A Double Whammy in That Senate Appropriations Bill

By David North on August 7, 2010

While the Senate's effort to soothe restrictionists with some more Border Patrol agents and a couple of unmanned drones is an inadequate gesture, as Mark Krikorian's "Cheap Date" blog indicates, at least part of that supplemental appropriations package is quite commendable.

That relates to some of the funding for the additional enforcement – it will come from discouraging nonimmigrant worker programs, a small-scale double whammy.

The Senate package calls for $2,000 extra per H-1B visa from companies that have a majority of workers in that category. That will almost double the size of these fees. It will not hurt the Microsofts and Goldman Sachs (significant H-1B users); neither of those firms employ that high a proportion of H-1Bs.
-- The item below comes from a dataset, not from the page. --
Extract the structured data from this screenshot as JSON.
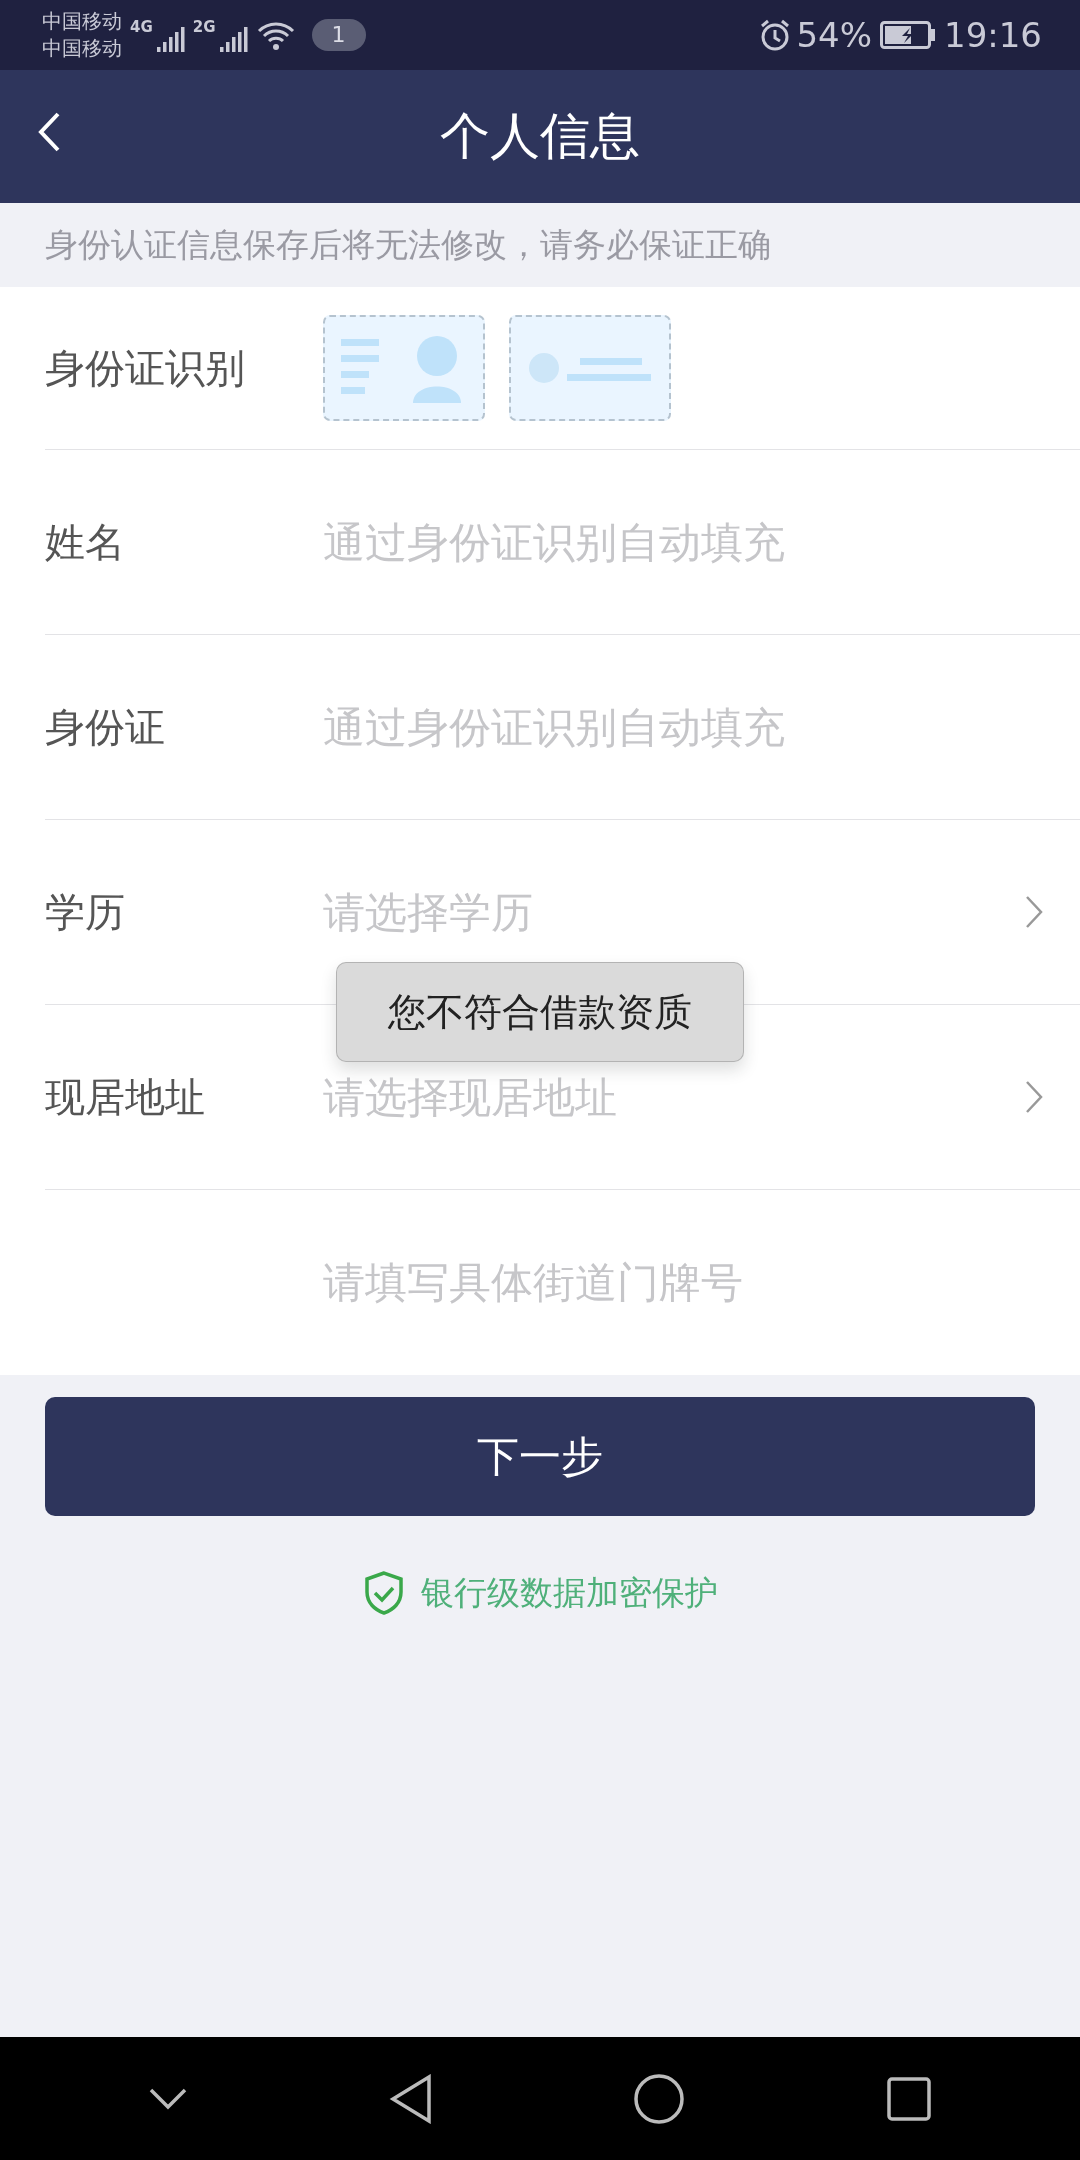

There is also a provision for an extra $2,000 fee for multinational companies using the L-1 visa program to transfer their overseas employees to the U.S. I do not yet have the details on this but it sounds like an excellent idea.

One way to judge the significance of these increases is to listen to the complaints of the corporations affected. Some India-based firms known as body shops – middlemen in the high tech business – are really upset as this headline in yesterday's Wall Street Journal makes clear: "New U.S. Visa Fees Would Hit Indian Firms."

These firms apparently have not paid attention (and hopefully they will not) to a chilling comment I saw elsewhere on the net at something called "happyschoolsblog." The writer said "I don't think increase in fees by $2000 will drastically reduce the number of H-1B Visa applications. Additional $2000 in fees will be realized by the company by reducing the salary paid to the employees in contracting job [sic]."

I hope that’s illegal.

The Senate decided to spice up this mildly useful enhancement of border enforcement with a dash of what my wife calls adult toys; in this case the unmanned drone airplanes that will, one hopes, look for illegal aliens in places which cannot be reached easily by federal agents. I would rather exchange the sexy drones, presumably quite expensive, for something more down to earth, like more funds to detain and deport illegal aliens . . . but that would be asking the Senate to step into the real world.